SPD and GM-CSF quantification

Snap-frozen lung tissue samples were thawed and homogenized using RNase/DNase-free Lysing Matrix D tubes (Fisher Scientific, Loughborough, UK) and cell lysis buffer 2 (R&D Systems, Abingdon, UK). Homogenized tissue was filtered through a QIAshredder disposable cell lysate homogenizer (QIAGEN, Manchester, UK), and the supernatant was stored at −80°C. Total protein concentration of the lung homogenate was quantified using the Bio-Rad DC Protein Assay. The concentration of SP-D in BALF and lung homogenate was determined using the Quantikine ELISA Mouse SP-D Kit (MSFPD0, R&D Systems, Abingdon, UK), following the manufacturer’s instructions. The concentration of mGM-CSF was determined using the Quantikine ELISA Mouse GM-CSF Kit, following the manufacturer’s instructions.
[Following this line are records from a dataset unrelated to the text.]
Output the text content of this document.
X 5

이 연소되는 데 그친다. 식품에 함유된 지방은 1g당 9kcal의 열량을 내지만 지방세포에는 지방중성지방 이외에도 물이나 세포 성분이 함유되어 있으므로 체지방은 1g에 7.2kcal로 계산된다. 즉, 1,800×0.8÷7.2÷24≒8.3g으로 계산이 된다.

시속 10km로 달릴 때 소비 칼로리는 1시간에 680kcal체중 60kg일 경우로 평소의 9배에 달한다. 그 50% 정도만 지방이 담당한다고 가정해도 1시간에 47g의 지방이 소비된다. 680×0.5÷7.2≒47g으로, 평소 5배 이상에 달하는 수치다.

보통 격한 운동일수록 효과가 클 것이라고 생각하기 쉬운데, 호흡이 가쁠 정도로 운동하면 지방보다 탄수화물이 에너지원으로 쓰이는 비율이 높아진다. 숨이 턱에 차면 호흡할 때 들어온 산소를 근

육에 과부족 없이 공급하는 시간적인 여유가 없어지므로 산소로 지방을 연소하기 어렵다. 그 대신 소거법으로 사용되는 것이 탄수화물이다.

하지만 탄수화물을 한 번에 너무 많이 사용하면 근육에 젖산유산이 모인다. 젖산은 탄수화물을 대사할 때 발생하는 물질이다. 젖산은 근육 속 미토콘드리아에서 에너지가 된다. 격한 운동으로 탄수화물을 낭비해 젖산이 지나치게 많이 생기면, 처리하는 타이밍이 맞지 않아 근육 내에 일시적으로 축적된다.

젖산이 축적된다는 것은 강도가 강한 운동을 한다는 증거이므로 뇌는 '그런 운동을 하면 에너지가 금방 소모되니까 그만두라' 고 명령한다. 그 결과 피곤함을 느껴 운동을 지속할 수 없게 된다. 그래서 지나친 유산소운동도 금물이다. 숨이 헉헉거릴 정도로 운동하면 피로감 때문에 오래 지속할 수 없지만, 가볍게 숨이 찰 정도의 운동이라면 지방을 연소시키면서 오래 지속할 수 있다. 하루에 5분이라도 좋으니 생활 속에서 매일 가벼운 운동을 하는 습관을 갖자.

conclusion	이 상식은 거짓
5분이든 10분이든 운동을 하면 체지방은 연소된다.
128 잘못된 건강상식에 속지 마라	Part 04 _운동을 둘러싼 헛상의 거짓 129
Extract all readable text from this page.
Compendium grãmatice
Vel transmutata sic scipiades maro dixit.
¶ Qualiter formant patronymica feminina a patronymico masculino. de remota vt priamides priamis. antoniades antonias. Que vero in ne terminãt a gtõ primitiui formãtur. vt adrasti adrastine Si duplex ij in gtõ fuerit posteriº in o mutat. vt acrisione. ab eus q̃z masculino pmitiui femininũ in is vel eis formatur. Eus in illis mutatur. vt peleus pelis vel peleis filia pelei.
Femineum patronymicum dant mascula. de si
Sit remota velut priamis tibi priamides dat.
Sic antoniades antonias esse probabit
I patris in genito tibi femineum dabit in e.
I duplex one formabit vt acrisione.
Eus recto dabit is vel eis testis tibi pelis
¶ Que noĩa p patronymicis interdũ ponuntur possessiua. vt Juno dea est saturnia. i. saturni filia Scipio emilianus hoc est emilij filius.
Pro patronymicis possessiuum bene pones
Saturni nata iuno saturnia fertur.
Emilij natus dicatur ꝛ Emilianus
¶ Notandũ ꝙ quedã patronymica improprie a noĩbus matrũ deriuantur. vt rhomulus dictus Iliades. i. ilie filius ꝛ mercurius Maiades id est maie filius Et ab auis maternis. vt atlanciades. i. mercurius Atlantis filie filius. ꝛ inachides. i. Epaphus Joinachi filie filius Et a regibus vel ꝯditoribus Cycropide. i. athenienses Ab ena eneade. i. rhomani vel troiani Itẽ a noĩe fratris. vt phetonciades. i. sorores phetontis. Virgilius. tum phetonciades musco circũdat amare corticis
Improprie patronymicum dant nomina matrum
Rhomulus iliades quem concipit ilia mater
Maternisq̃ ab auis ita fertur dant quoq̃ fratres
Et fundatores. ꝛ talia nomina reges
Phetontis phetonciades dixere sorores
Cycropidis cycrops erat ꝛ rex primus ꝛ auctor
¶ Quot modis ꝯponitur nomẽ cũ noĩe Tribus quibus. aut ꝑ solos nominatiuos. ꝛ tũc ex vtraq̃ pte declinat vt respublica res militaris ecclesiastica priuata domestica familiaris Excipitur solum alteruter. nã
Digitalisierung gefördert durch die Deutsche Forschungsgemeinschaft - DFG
Lung CT scans and oxygenation parameters

This information is supplied in the supplemental information.

Histopathology

PFA-fixed lungs were embedded in paraffin, sectioned, and stained with hematoxylin and eosin (H&E) using standard procedures. A blinded, semi-quantitative analysis was undertaken. PAS staining was performed according to standard procedures to quantify surfactant deposition in the lungs. Images were captured and analyzed using ImageJ software, utilizing the color deconvolution macro (algorithm H PAS 2) for automatic quantification of PAS-positive areas based on color intensity. Briefly, each montaged whole-lung coronal cross-section underwent color deconvolution to isolate only PAS-positive areas, which were enumerated and normalized against the total lung area to give a PAS percentage area readout. Surfactant deposition was defined as the percentage of PAS-positive area of the total lung area analyzed. In addition, other major organs were fixed in PFA, cut, and stained with H&E using standard procedures to quantify histopathological changes.

Statistical analysis

The data originated from 7 individual experiments; each experiment included a concurrent irrelevant vector control group (rSIV.F/HN-Glux). Given that there were no statistical differences between the control groups in the different experiments, data were combined as a historic control cohort. Except where specified, data are presented as median with interquartile range. Statistical analysis was performed using Mann-Whitney or Kruskal-Wallis test with Dunn’s correction for multiple comparisons, as appropriate. The null hypothesis was rejected at p < 0.05. Statistical analysis was performed using GraphPad Prism 8 software.